Vietnam, Malaysia and Thailand are three of the region's major manufacturing hubs and produce goods for some of the world's largest consumer brands.
A coronavirus wave since April forced Vietnam's largest cities and industrial hubs to impose strict lockdowns, prompting electronics, apparel and footwear manufacturers to suspend or reduce operations. The restrictions have been eased in recent weeks.
The outbreak initially hit northern industrial areas, where suppliers for Apple, Samsung and other global tech firms are located.
In May, the northern province of Bac Giang ordered four industrial parks, including three that house production facilities of Taiwan's Foxconn, to temporarily shut down.
The outbreak spread further south and, in July, Ho Chi Minh City and neighbouring industrial provinces imposed strict lockdown measures.
That month, Taiwan's Pou Chen Corp, which makes footwear for Nike and Adidas, suspended operations at its plant in Ho Chi Minh City and Changshin Vietnam, a South Korean firm manufacturing shoes for Nike, shut three of its factories.
Nike has cut its fiscal 2022 sales expectations and warned of holiday delays. Buyers of Apple's new iPhone 13 are facing longer-than-expected delivery times because of the outbreak in Vietnam, where components for the device's new camera module are assembled.
The Vietnam Textile and Apparel Association said several international fashion brands have shifted their orders away from Vietnam and 60% of apparel and footwear makers in the country have been fined for slow deliveries.
Several automakers and semiconductor companies have said in recent months that pandemic-related disruptions in Malaysia were hitting supply chains.
Malaysia imposed a lockdown in June as infections hit record levels but has gradually eased restrictions on manufacturing since July.
Curbs in Malaysia, which supplies about 67% of the global rubber glove market, also forced many glove makers to suspend operations in June and July.
Malaysia is home to factories serving semiconductor makers such as Europe's STMicroelectronics and Infineon, as well as major carmakers including Toyota Motor Corp and Ford Motor Co.
STMicroelectronics said in July it temporarily closed its assembly plant in Malaysia for 11 days due to the coronavirus.
German chipmaker Infineon said in August the firm will take a hit in the high double-digit million euros from shutdowns at its Malaysia plant.
That same month, Ford Motor Co said it would temporarily shutter the U.S. plant that builds its best-selling pickup truck due to a semiconductor-related parts shortage caused by the Malaysian outbreak.

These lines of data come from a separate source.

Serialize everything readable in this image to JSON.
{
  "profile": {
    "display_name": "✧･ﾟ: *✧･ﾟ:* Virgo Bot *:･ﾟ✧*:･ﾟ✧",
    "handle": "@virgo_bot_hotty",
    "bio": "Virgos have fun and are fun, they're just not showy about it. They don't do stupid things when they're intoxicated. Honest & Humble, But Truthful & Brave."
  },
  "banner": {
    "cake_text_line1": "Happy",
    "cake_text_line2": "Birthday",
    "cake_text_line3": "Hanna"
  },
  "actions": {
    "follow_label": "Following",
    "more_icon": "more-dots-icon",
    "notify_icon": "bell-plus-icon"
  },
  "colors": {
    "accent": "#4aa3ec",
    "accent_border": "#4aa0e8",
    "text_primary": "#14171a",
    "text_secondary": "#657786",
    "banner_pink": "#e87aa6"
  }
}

Thailand imposed tougher restrictions in July and August in high-risk provinces including Bangkok.
To avoid the factory shutdowns seen elsewhere in Southeast Asia, the government adopted "bubble and seal" measures, whereby confirmed COVID-19 cases are sent for treatment and close contacts isolated from the other workers.

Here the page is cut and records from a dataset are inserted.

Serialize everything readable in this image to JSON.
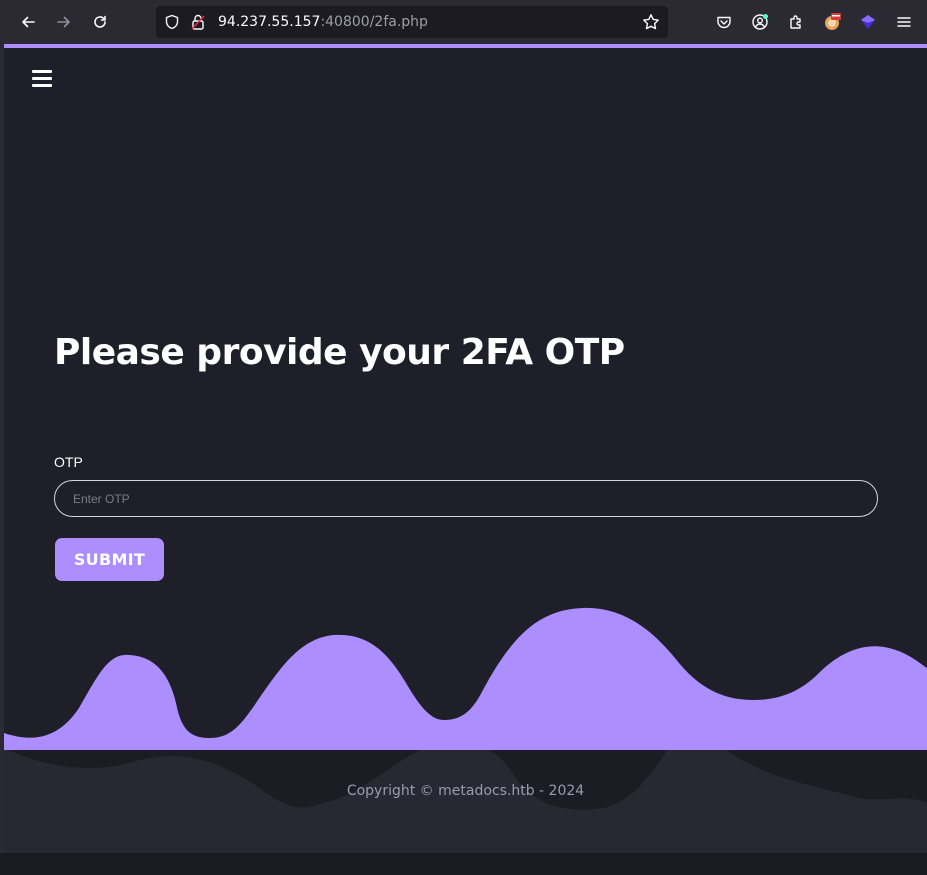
{
  "browser": {
    "url_host": "94.237.55.157",
    "url_rest": ":40800/2fa.php",
    "icons": {
      "back": "back-arrow-icon",
      "forward": "forward-arrow-icon",
      "reload": "reload-icon",
      "shield": "shield-icon",
      "lock": "insecure-lock-icon",
      "bookmark": "star-icon",
      "pocket": "pocket-icon",
      "account": "account-icon",
      "extensions": "puzzle-icon",
      "extension_1": "extension-icon",
      "extension_2": "extension-icon",
      "menu": "hamburger-icon"
    }
  },
  "page": {
    "menu_icon": "hamburger-icon",
    "heading": "Please provide your 2FA OTP",
    "form": {
      "otp_label": "OTP",
      "otp_placeholder": "Enter OTP",
      "otp_value": "",
      "submit_label": "SUBMIT"
    },
    "footer": {
      "copyright": "Copyright © metadocs.htb - 2024"
    }
  },
  "colors": {
    "accent": "#ac8eff",
    "page_bg": "#1f1f29",
    "footer_bg": "#282832",
    "chrome_bg": "#2b2a33"
  }
}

But several companies have had to temporarily close operations for deep cleaning after COVID-19 cases in recent months, including Charoen Pokphand Foods, Thai Plastic Industrial, and Soomboon Advance Technology.

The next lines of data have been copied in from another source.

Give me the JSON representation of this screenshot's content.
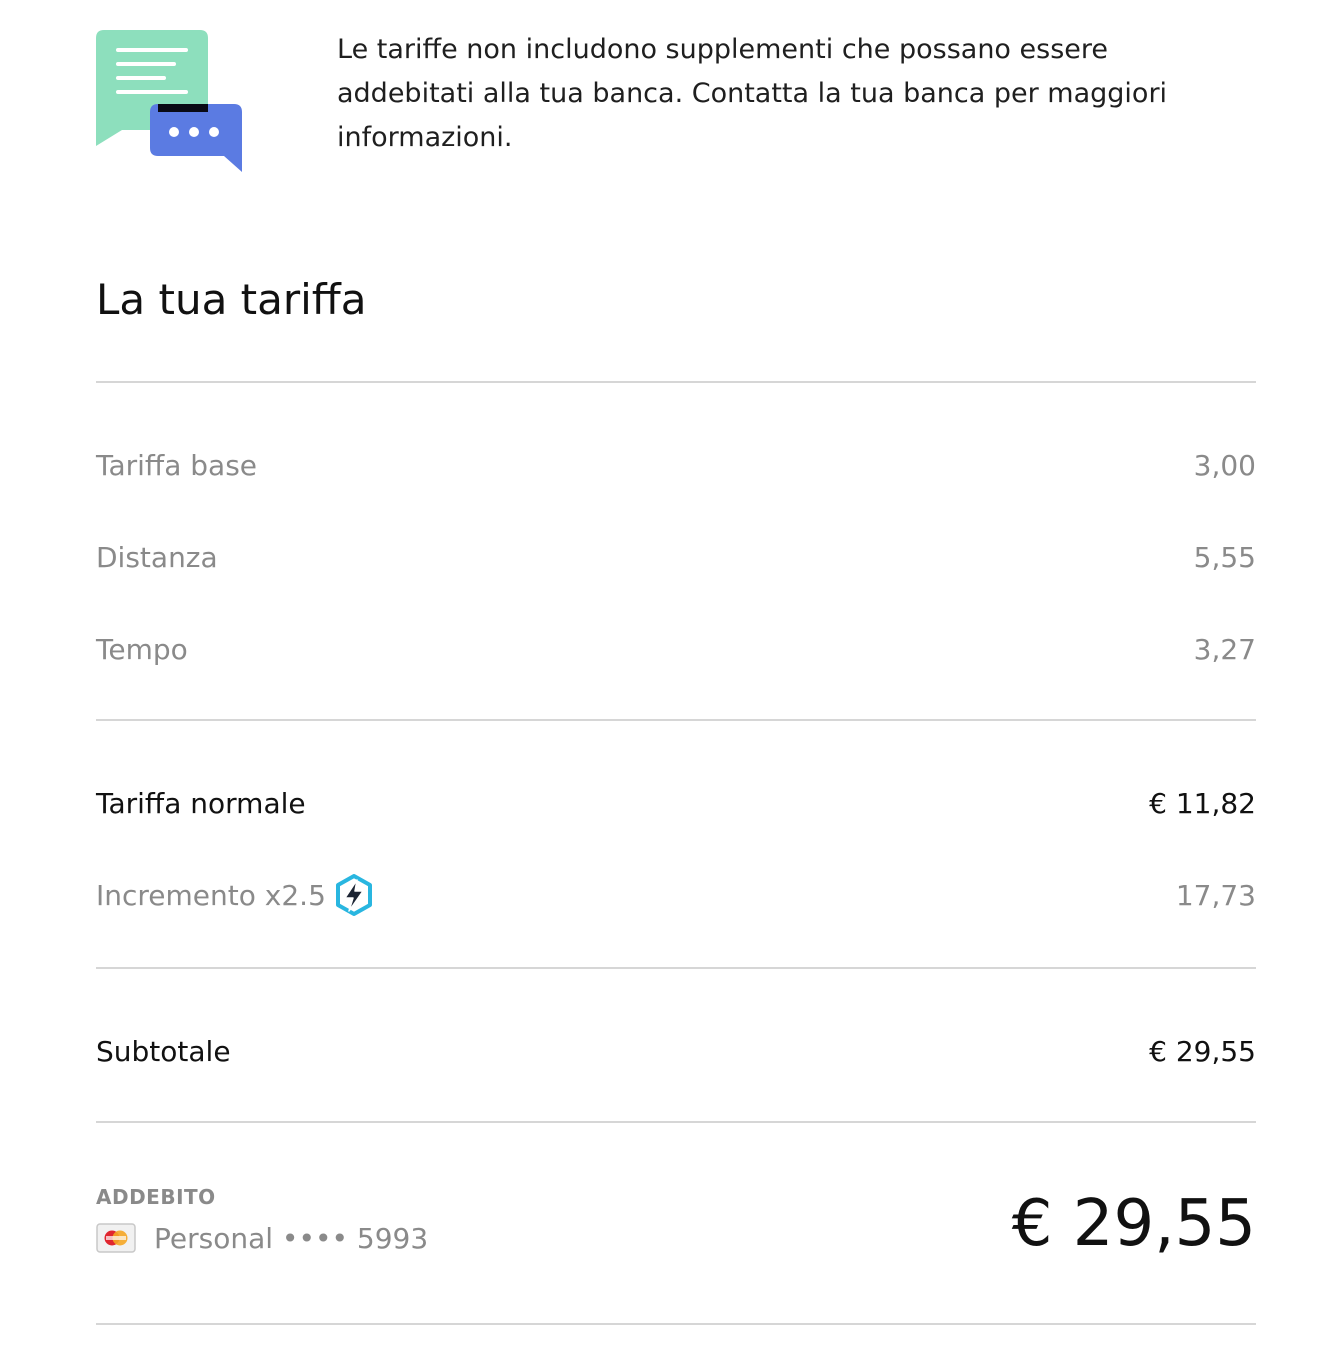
{
  "notice": {
    "icon": "chat-bubbles-icon",
    "text": "Le tariffe non includono supplementi che possano essere addebitati alla tua banca. Contatta la tua banca per maggiori informazioni."
  },
  "fare": {
    "title": "La tua tariffa",
    "breakdown": [
      {
        "label": "Tariffa base",
        "value": "3,00"
      },
      {
        "label": "Distanza",
        "value": "5,55"
      },
      {
        "label": "Tempo",
        "value": "3,27"
      }
    ],
    "normal_fare": {
      "label": "Tariffa normale",
      "value": "€ 11,82"
    },
    "surge": {
      "label": "Incremento x2.5",
      "value": "17,73",
      "icon": "surge-lightning-icon"
    },
    "subtotal": {
      "label": "Subtotale",
      "value": "€ 29,55"
    }
  },
  "charge": {
    "caption": "ADDEBITO",
    "card_icon": "mastercard-icon",
    "method": "Personal •••• 5993",
    "total": "€ 29,55"
  },
  "colors": {
    "muted_text": "#8a8a8a",
    "divider": "#d6d6d6",
    "bubble_green": "#8ddfbd",
    "bubble_blue": "#5b7be2",
    "surge_cyan": "#29b6e0"
  }
}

In July, Toyota halted vehicle production at three of its Thai plants due to parts shortages caused by the pandemic..
Thailand is Asia's fourth-largest autos assembly and export hub for some of the world's largest carmakers such as Toyota and Honda.
A shortage of migrant workers, due to strict border controls, infections and quarantines, has also hit food and rubber production.
Siam Agro-Food Industry, a Thai processed fruit exporter, has only been able to fill 400 of the 550 roles it has available as workers, who returned to their home countries, are unable to enter Thailand due to border closures.